D’un point de vue psychodynamique, l’introduction de l’IA peut être vécue comme une intrusion dans un espace fondamentalement intersubjectif. Le cadre thérapeutique, contenant symbolique essentiel, repose sur la stabilité, la confidentialité et la présence humaine. Toute médiation technologique active des fantasmes de déshumanisation ou de contrôle, parfois proches des angoisses de persécution.

Angoisse de remplacement et atteinte narcissique

La crainte que l’IA puisse se substituer au thérapeute touche au cœur de l’identité professionnelle. Sur le plan psychique, elle réactive des enjeux narcissiques : être remplacé, standardisé, rendu obsolète. Pourtant, les données scientifiques indiquent que l’IA ne fait qu’assister certaines fonctions périphériques et ne peut accéder à la complexité du transfert et du contre-transfert (Sharma et al., 2022).

Le fantasme d’un savoir total

L’IA peut également être investie comme une figure de savoir omniscient, réveillant des craintes de perte de liberté clinique. Cette représentation mérite d’être déconstruite : les modèles d’IA restent dépendants des données et des cadres dans lesquels ils sont conçus (Mandal et al., 2025).

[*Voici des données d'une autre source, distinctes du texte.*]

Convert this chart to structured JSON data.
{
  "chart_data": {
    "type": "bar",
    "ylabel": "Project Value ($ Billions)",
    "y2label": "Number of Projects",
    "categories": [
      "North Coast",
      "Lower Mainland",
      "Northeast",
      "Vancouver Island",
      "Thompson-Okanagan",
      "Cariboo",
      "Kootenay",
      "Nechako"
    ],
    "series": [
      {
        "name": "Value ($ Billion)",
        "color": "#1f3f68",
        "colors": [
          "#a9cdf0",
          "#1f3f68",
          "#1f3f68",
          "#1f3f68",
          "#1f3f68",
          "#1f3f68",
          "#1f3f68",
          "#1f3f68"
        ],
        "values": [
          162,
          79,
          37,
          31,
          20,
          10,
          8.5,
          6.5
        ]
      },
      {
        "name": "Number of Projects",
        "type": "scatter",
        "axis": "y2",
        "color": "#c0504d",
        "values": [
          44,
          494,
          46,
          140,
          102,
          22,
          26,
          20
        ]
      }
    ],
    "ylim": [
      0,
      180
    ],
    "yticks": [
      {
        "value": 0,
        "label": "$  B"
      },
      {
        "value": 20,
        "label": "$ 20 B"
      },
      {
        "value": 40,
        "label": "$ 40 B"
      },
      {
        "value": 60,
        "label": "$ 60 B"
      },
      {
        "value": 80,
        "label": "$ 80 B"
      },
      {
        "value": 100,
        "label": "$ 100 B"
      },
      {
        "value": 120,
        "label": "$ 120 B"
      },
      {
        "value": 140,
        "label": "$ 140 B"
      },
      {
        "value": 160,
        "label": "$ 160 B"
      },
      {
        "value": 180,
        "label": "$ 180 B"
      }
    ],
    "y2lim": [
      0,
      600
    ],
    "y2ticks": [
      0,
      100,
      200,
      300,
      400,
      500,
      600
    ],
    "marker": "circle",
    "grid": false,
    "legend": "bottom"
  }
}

Résistances trans-théoriques : un point de convergence entre les obédiences

Qu’ils soient d’orientation psychodynamique, systémique, humaniste ou cognitivo-comportementale, les psychothérapeutes partagent des préoccupations communes : respect du cadre, alliance thérapeutique, confidentialité et responsabilité clinique. Les résistances à l’IA constituent ainsi un terrain de dialogue interdisciplinaire plutôt qu’un clivage théorique.

Ce que l’IA peut (et ne peut pas) apporter à la pratique clinique

Une fonction de soutien, non de substitution

Lorsqu’elle est utilisée comme outil, l’IA peut soutenir l’organisation de la pratique : gestion du temps, structuration des notes, continuité du suivi. Les études montrent que les agents conversationnels peuvent favoriser l’expression émotionnelle, sans jamais se substituer à la relation thérapeutique humaine (Li et al., 2023).

Les limites irréductibles du travail psychique

L’IA ne dispose ni d’inconscient, ni de capacité à tolérer l’ambivalence, ni d’accès à la dimension symbolique du symptôme. Le travail du transfert, du contre-transfert et de l’interprétation demeure irréductiblement humain.

Enjeux éthiques et cadre clinique

L’intégration de l’IA impose une vigilance accrue concernant la confidentialité des données et le respect du secret professionnel. Les analyses francophones insistent sur la nécessité d’un cadre clair afin d’éviter toute dérive technosolutionniste (Clavier & Botbol, 2023).

Conclusion : pour une clinique augmentée, pas automatisée

Les résistances à l’IA en psychothérapie constituent un signal clinique précieux. Elles rappellent que la psychothérapie repose sur une rencontre humaine singulière. Intégrée avec discernement, l’IA peut devenir un soutien discret, permettant aux cliniciens de préserver l’essentiel : la présence, l’écoute et la pensée clinique.

Références

  • Clavier, B., & Botbol, M. (2023). Repenser la prise en charge de la santé mentale à l’ère de l’intelligence artificielle. L’Information psychiatrique, 99(4), 291–298.
  • Li, H., Zhang, R., Lee, Y. C., et al. (2023). Systematic review and meta-analysis of AI-based conversational agents for promoting mental health and well-being. NPJ Digital Medicine, 6, 227.
  • Mandal, A., Chakraborty, T., & Gurevych, I. (2025). Towards privacy-aware mental health AI models: Advances, challenges, and opportunities.
  • Sharma, A., Lin, I. W., et al. (2022). Human–AI collaboration enables more empathic conversations in text-based peer-to-peer mental health support.